A thousand years ago, in 1997, Diana, Princess of Wales was killed in a car accident – you may have heard about this – and the country went absolutely crackers. It was pretty spooky to watch, as people filed towards London’s Kensington Palace, her former residence, weeping and hugging, but it also seemed like maybe it was a good thing. Pent-up grief about who knows what other losses was expressing itself collectively, the upper lip for which the nation was fabled had unstiffened, it was conceivable, just about, that we’d emerge a more cohesive society.
And then – this is a deep dive – two Slovakians stole 11 soft toys that had been left among the flowers outside Westminster Abbey, and they each got a month-long prison sentence, though this was later reduced on appeal to a fine of £200. The original sentencing judge said he had a duty to “reflect the public sense of outrage”, which set off every tripwire: mate, no, you do not have to reflect the public sense of outrage. The public has gone wild and you are a judge.
This case came rushing back to me on Saturday, when the horrific stabbings on the train from Doncaster to London started to be reported. Nothing was clear, nothing made sense: at that point, there were thought to be two assailants, and so it was reasonable to wonder what their relationship was, and whether the motive was terrorism. By the end of Sunday, it transpired that the older man had nothing to do with the attack, and they were charging just one 32-year-old suspect.
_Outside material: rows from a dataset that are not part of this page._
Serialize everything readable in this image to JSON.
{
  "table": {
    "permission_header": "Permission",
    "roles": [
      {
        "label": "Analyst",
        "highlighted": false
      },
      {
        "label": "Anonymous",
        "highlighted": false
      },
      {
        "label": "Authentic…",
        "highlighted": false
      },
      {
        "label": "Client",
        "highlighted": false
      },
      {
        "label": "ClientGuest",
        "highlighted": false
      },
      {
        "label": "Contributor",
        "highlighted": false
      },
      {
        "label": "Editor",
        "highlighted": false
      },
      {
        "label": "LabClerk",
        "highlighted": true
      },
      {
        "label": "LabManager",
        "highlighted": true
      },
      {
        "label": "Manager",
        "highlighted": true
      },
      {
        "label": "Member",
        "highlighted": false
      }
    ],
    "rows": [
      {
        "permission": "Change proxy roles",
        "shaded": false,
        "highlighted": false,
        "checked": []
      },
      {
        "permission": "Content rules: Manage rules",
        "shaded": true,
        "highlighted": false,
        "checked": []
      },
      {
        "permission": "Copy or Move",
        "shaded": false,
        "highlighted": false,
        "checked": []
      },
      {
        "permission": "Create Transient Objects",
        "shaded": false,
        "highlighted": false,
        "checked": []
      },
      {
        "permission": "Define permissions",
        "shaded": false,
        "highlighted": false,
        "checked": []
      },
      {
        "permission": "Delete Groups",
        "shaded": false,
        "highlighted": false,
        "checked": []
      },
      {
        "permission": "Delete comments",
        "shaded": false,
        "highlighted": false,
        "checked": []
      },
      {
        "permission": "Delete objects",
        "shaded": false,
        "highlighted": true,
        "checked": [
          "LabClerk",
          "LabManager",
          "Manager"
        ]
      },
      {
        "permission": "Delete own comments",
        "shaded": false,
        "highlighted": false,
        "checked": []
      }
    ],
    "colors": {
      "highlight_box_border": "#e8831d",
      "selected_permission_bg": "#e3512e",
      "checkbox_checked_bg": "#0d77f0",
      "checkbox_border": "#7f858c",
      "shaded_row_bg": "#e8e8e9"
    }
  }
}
The release of both men’s nationality (British), their skin colour and their heritage, was not reasonable, though. It was incredibly jarring to hear news reporters intone that one was Black and the other was of Caribbean descent, even before we knew that the second guy had nothing to do with it. Since when did we describe suspects by their citizenship status? Since when did we distinguish one British citizen from another by their skin colour? Since when has that been the country we are?
People immediately justified the British Transport Police statement, on the grounds that where information was lacking, disinformation rushed in to fill the vacuum. Look at Southport, where apparently the riots could have been averted if people hadn’t “got the sense that something was being withheld or fudged”, in the words of Jonathan Hall KC, the UK’s independent reviewer of terrorism legislation.
But disinformation and insinuation rush in anyway. Matt Goodwin, the GB news presenter who has a history of expressing anti-immigrant sentiments, said on X that this was the result of “mass uncontrolled immigration”. Grok, Elon Musk’s handy far-right AI chatbot, was immediately spreading Islamophobic falsehoods (I’m not going to provide a link but just trust me). Reform’s Zia Yusuf threw in a random parallel to a knife attack committed by an asylum seeker while talking to Laura Kuenssberg.
There is now a segment of British society that will use any violent crime as a stick to beat migrants with. It doesn’t matter whether an alleged suspect could be said to represent all immigrants or, indeed, whether they were an immigrant at all, some grifter will jump on a horrific scene, while it’s still fresh enough that society’s panic-brain is engaged, saying “mass uncontrolled immigration”. No information can be released fast enough for these people, because they’re not looking for the truth. No amount of transparency will appease them. “British born” means nothing to them. They’re always racing to a new low, blaming faith when nationality doesn’t support their generalisations, and race when religion doesn’t. Whatever the sea wall is between the anti-migrant faction and the rest of civilisation, you can’t expect it to be the British Transport Police, especially given the College of Policing released new interim guidance in August, advising that forces release the ethnicity or nationality of suspects where there was a risk of “misinformation or disinformation leading to community tension.”
What we can expect from the authorities, though, is that they don’t roll over to demands just because they are stridently made.